Where can I lookup accurate current exchange rates for consumers?

It depends on who will be handling your transaction.

Amazon will tell you at the checkout what exchange rate they will apply if you are having them convert a bill into your local currency for you.

For credit/debit card transactions processed in a different currency than the attached account, you need to look at your specific agreement or contact the bank to see which rate they use for daily transactions (and where you can obtain these rates), whether they convert on the day of the transaction vs. the day it posts to your account, and how much they add on ($ and/or %) in fees and commission.

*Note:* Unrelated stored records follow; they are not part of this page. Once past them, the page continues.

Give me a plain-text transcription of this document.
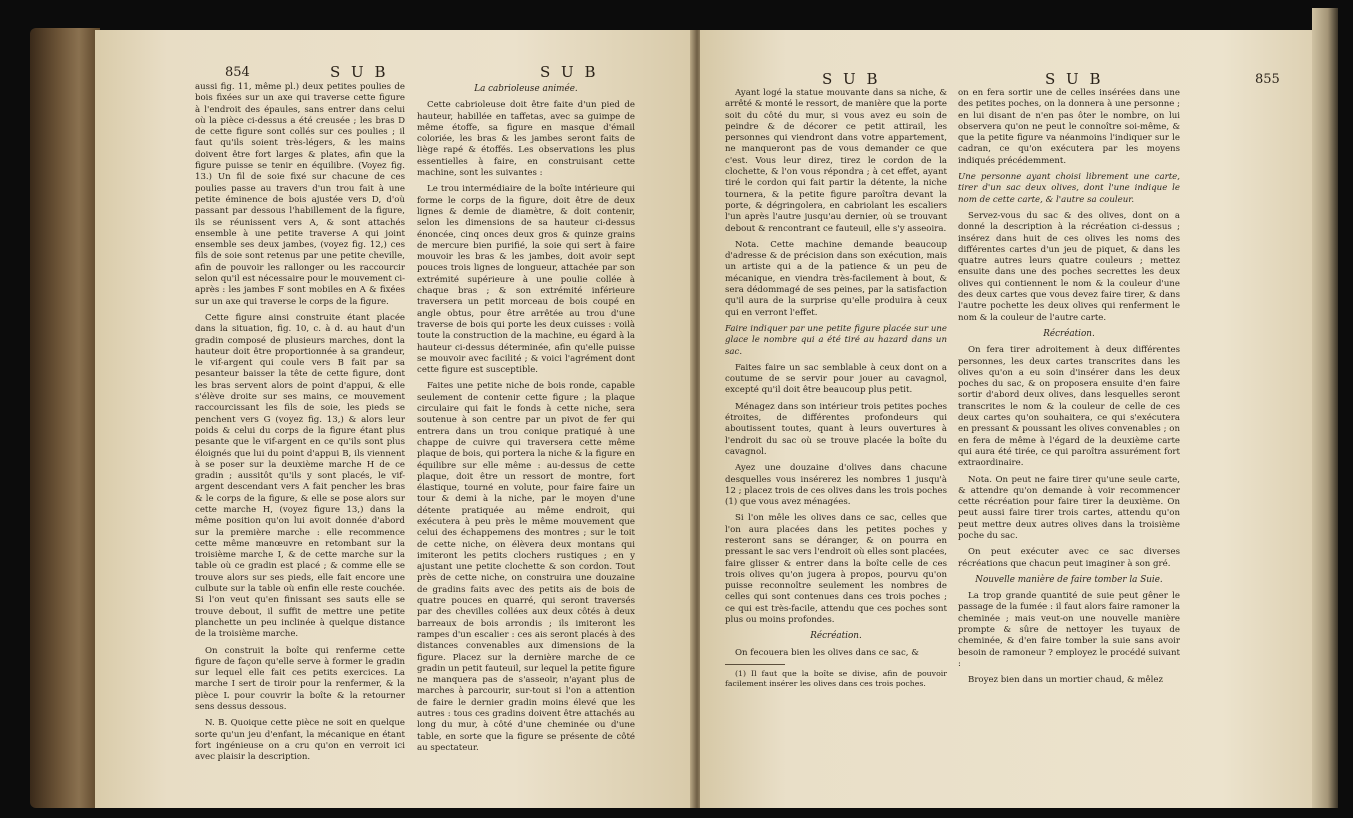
854	S U B	S U B

aussi fig. 11, même pl.) deux petites poulies de bois fixées sur un axe qui traverse cette figure à l'endroit des épaules, sans entrer dans celui où la pièce ci-dessus a été creusée ; les bras D de cette figure sont collés sur ces poulies ; il faut qu'ils soient très-légers, & les mains doivent être fort larges & plates, afin que la figure puisse se tenir en équilibre. (Voyez fig. 13.) Un fil de soie fixé sur chacune de ces poulies passe au travers d'un trou fait à une petite éminence de bois ajustée vers D, d'où passant par dessous l'habillement de la figure, ils se réunissent vers A, & sont attachés ensemble à une petite traverse A qui joint ensemble ses deux jambes, (voyez fig. 12,) ces fils de soie sont retenus par une petite cheville, afin de pouvoir les rallonger ou les raccourcir selon qu'il est nécessaire pour le mouvement ci-après : les jambes F sont mobiles en A & fixées sur un axe qui traverse le corps de la figure.

Cette figure ainsi construite étant placée dans la situation, fig. 10, c. à d. au haut d'un gradin composé de plusieurs marches, dont la hauteur doit être proportionnée à sa grandeur, le vif-argent qui coule vers B fait par sa pesanteur baisser la tête de cette figure, dont les bras servent alors de point d'appui, & elle s'élève droite sur ses mains, ce mouvement raccourcissant les fils de soie, les pieds se penchent vers G (voyez fig. 13,) & alors leur poids & celui du corps de la figure étant plus pesante que le vif-argent en ce qu'ils sont plus éloignés que lui du point d'appui B, ils viennent à se poser sur la deuxième marche H de ce gradin ; aussitôt qu'ils y sont placés, le vif-argent descendant vers A fait pencher les bras & le corps de la figure, & elle se pose alors sur cette marche H, (voyez figure 13,) dans la même position qu'on lui avoit donnée d'abord sur la première marche : elle recommence cette même manœuvre en retombant sur la troisième marche I, & de cette marche sur la table où ce gradin est placé ; & comme elle se trouve alors sur ses pieds, elle fait encore une culbute sur la table où enfin elle reste couchée. Si l'on veut qu'en finissant ses sauts elle se trouve debout, il suffit de mettre une petite planchette un peu inclinée à quelque distance de la troisième marche.

On construit la boîte qui renferme cette figure de façon qu'elle serve à former le gradin sur lequel elle fait ces petits exercices. La marche I sert de tiroir pour la renfermer, & la pièce L pour couvrir la boîte & la retourner sens dessus dessous.

N. B. Quoique cette pièce ne soit en quelque sorte qu'un jeu d'enfant, la mécanique en étant fort ingénieuse on a cru qu'on en verroit ici avec plaisir la description.

La cabrioleuse animée.

Cette cabrioleuse doit être faite d'un pied de hauteur, habillée en taffetas, avec sa guimpe de même étoffe, sa figure en masque d'émail coloriée, les bras & les jambes seront faits de liège rapé & étoffés. Les observations les plus essentielles à faire, en construisant cette machine, sont les suivantes :

Le trou intermédiaire de la boîte intérieure qui forme le corps de la figure, doit être de deux lignes & demie de diamètre, & doit contenir, selon les dimensions de sa hauteur ci-dessus énoncée, cinq onces deux gros & quinze grains de mercure bien purifié, la soie qui sert à faire mouvoir les bras & les jambes, doit avoir sept pouces trois lignes de longueur, attachée par son extrémité supérieure à une poulie collée à chaque bras ; & son extrémité inférieure traversera un petit morceau de bois coupé en angle obtus, pour être arrêtée au trou d'une traverse de bois qui porte les deux cuisses : voilà toute la construction de la machine, eu égard à la hauteur ci-dessus déterminée, afin qu'elle puisse se mouvoir avec facilité ; & voici l'agrément dont cette figure est susceptible.

Faites une petite niche de bois ronde, capable seulement de contenir cette figure ; la plaque circulaire qui fait le fonds à cette niche, sera soutenue à son centre par un pivot de fer qui entrera dans un trou conique pratiqué à une chappe de cuivre qui traversera cette même plaque de bois, qui portera la niche & la figure en équilibre sur elle même : au-dessus de cette plaque, doit être un ressort de montre, fort élastique, tourné en volute, pour faire faire un tour & demi à la niche, par le moyen d'une détente pratiquée au même endroit, qui exécutera à peu près le même mouvement que celui des échappemens des montres ; sur le toit de cette niche, on élèvera deux montans qui imiteront les petits clochers rustiques ; en y ajustant une petite clochette & son cordon. Tout près de cette niche, on construira une douzaine de gradins faits avec des petits ais de bois de quatre pouces en quarré, qui seront traversés par des chevilles collées aux deux côtés à deux barreaux de bois arrondis ; ils imiteront les rampes d'un escalier : ces ais seront placés à des distances convenables aux dimensions de la figure. Placez sur la dernière marche de ce gradin un petit fauteuil, sur lequel la petite figure ne manquera pas de s'asseoir, n'ayant plus de marches à parcourir, sur-tout si l'on a attention de faire le dernier gradin moins élevé que les autres : tous ces gradins doivent être attachés au long du mur, à côté d'une cheminée ou d'une table, en sorte que la figure se présente de côté au spectateur.

S U B	S U B	855

Ayant logé la statue mouvante dans sa niche, & arrêté & monté le ressort, de manière que la porte soit du côté du mur, si vous avez eu soin de peindre & de décorer ce petit attirail, les personnes qui viendront dans votre appartement, ne manqueront pas de vous demander ce que c'est. Vous leur direz, tirez le cordon de la clochette, & l'on vous répondra ; à cet effet, ayant tiré le cordon qui fait partir la détente, la niche tournera, & la petite figure paroîtra devant la porte, & dégringolera, en cabriolant les escaliers l'un après l'autre jusqu'au dernier, où se trouvant debout & rencontrant ce fauteuil, elle s'y asseoira.

Nota. Cette machine demande beaucoup d'adresse & de précision dans son exécution, mais un artiste qui a de la patience & un peu de mécanique, en viendra très-facilement à bout, & sera dédommagé de ses peines, par la satisfaction qu'il aura de la surprise qu'elle produira à ceux qui en verront l'effet.

Faire indiquer par une petite figure placée sur une glace le nombre qui a été tiré au hazard dans un sac.

Faites faire un sac semblable à ceux dont on a coutume de se servir pour jouer au cavagnol, excepté qu'il doit être beaucoup plus petit.

Ménagez dans son intérieur trois petites poches étroites, de différentes profondeurs qui aboutissent toutes, quant à leurs ouvertures à l'endroit du sac où se trouve placée la boîte du cavagnol.

Ayez une douzaine d'olives dans chacune desquelles vous insérerez les nombres 1 jusqu'à 12 ; placez trois de ces olives dans les trois poches (1) que vous avez ménagées.

Si l'on mêle les olives dans ce sac, celles que l'on aura placées dans les petites poches y resteront sans se déranger, & on pourra en pressant le sac vers l'endroit où elles sont placées, faire glisser & entrer dans la boîte celle de ces trois olives qu'on jugera à propos, pourvu qu'on puisse reconnoître seulement les nombres de celles qui sont contenues dans ces trois poches ; ce qui est très-facile, attendu que ces poches sont plus ou moins profondes.

Récréation.

On fecouera bien les olives dans ce sac, &

(1) Il faut que la boîte se divise, afin de pouvoir facilement insérer les olives dans ces trois poches.

on en fera sortir une de celles insérées dans une des petites poches, on la donnera à une personne ; en lui disant de n'en pas ôter le nombre, on lui observera qu'on ne peut le connoître soi-même, & que la petite figure va néanmoins l'indiquer sur le cadran, ce qu'on exécutera par les moyens indiqués précédemment.

Une personne ayant choisi librement une carte, tirer d'un sac deux olives, dont l'une indique le nom de cette carte, & l'autre sa couleur.

Servez-vous du sac & des olives, dont on a donné la description à la récréation ci-dessus ; insérez dans huit de ces olives les noms des différentes cartes d'un jeu de piquet, & dans les quatre autres leurs quatre couleurs ; mettez ensuite dans une des poches secrettes les deux olives qui contiennent le nom & la couleur d'une des deux cartes que vous devez faire tirer, & dans l'autre pochette les deux olives qui renferment le nom & la couleur de l'autre carte.

Récréation.

On fera tirer adroitement à deux différentes personnes, les deux cartes transcrites dans les olives qu'on a eu soin d'insérer dans les deux poches du sac, & on proposera ensuite d'en faire sortir d'abord deux olives, dans lesquelles seront transcrites le nom & la couleur de celle de ces deux cartes qu'on souhaitera, ce qui s'exécutera en pressant & poussant les olives convenables ; on en fera de même à l'égard de la deuxième carte qui aura été tirée, ce qui paroîtra assurément fort extraordinaire.

Nota. On peut ne faire tirer qu'une seule carte, & attendre qu'on demande à voir recommencer cette récréation pour faire tirer la deuxième. On peut aussi faire tirer trois cartes, attendu qu'on peut mettre deux autres olives dans la troisième poche du sac.

On peut exécuter avec ce sac diverses récréations que chacun peut imaginer à son gré.

Nouvelle manière de faire tomber la Suie.

La trop grande quantité de suie peut gêner le passage de la fumée : il faut alors faire ramoner la cheminée ; mais veut-on une nouvelle manière prompte & sûre de nettoyer les tuyaux de cheminée, & d'en faire tomber la suie sans avoir besoin de ramoneur ? employez le procédé suivant :

Broyez bien dans un mortier chaud, & mêlez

  • If I buy something in USD for $10 and my Visa debit shows a charge of $15 CAD...is that the final charge a bank/Visa will bill me or will I get charged extra fees later on for this particular transaction?
    – verve
    Jul 14, 2017 at 21:59
  • Usually if there is a separate foreign transaction fee it should post at the same time as the foreign transaction itself. Not all credit card companies / banks charge separate foreign transaction fees. If you are only seeing one line item, it's likely that is your total cost for the transaction. There is a possibility that your bank may reconcile at the end of the statement period and apply all fees at that time, but that is rare. Either way, rules regarding such fees should be spelled out as part of your account agreement.
    – CactusCake
    Jul 14, 2017 at 22:06

Current and past FX rates are available on Visa's website. Note that it may vary by country, so use your local Visa website.

  • Seemed to work fine for me. Jul 14, 2017 at 15:00
  • Peter Green I did try it but I don't know the bank fee.
    – verve
    Jul 14, 2017 at 21:56
  • It's in the terms and conditions that came with your card. If you don't know it, assume zero fees.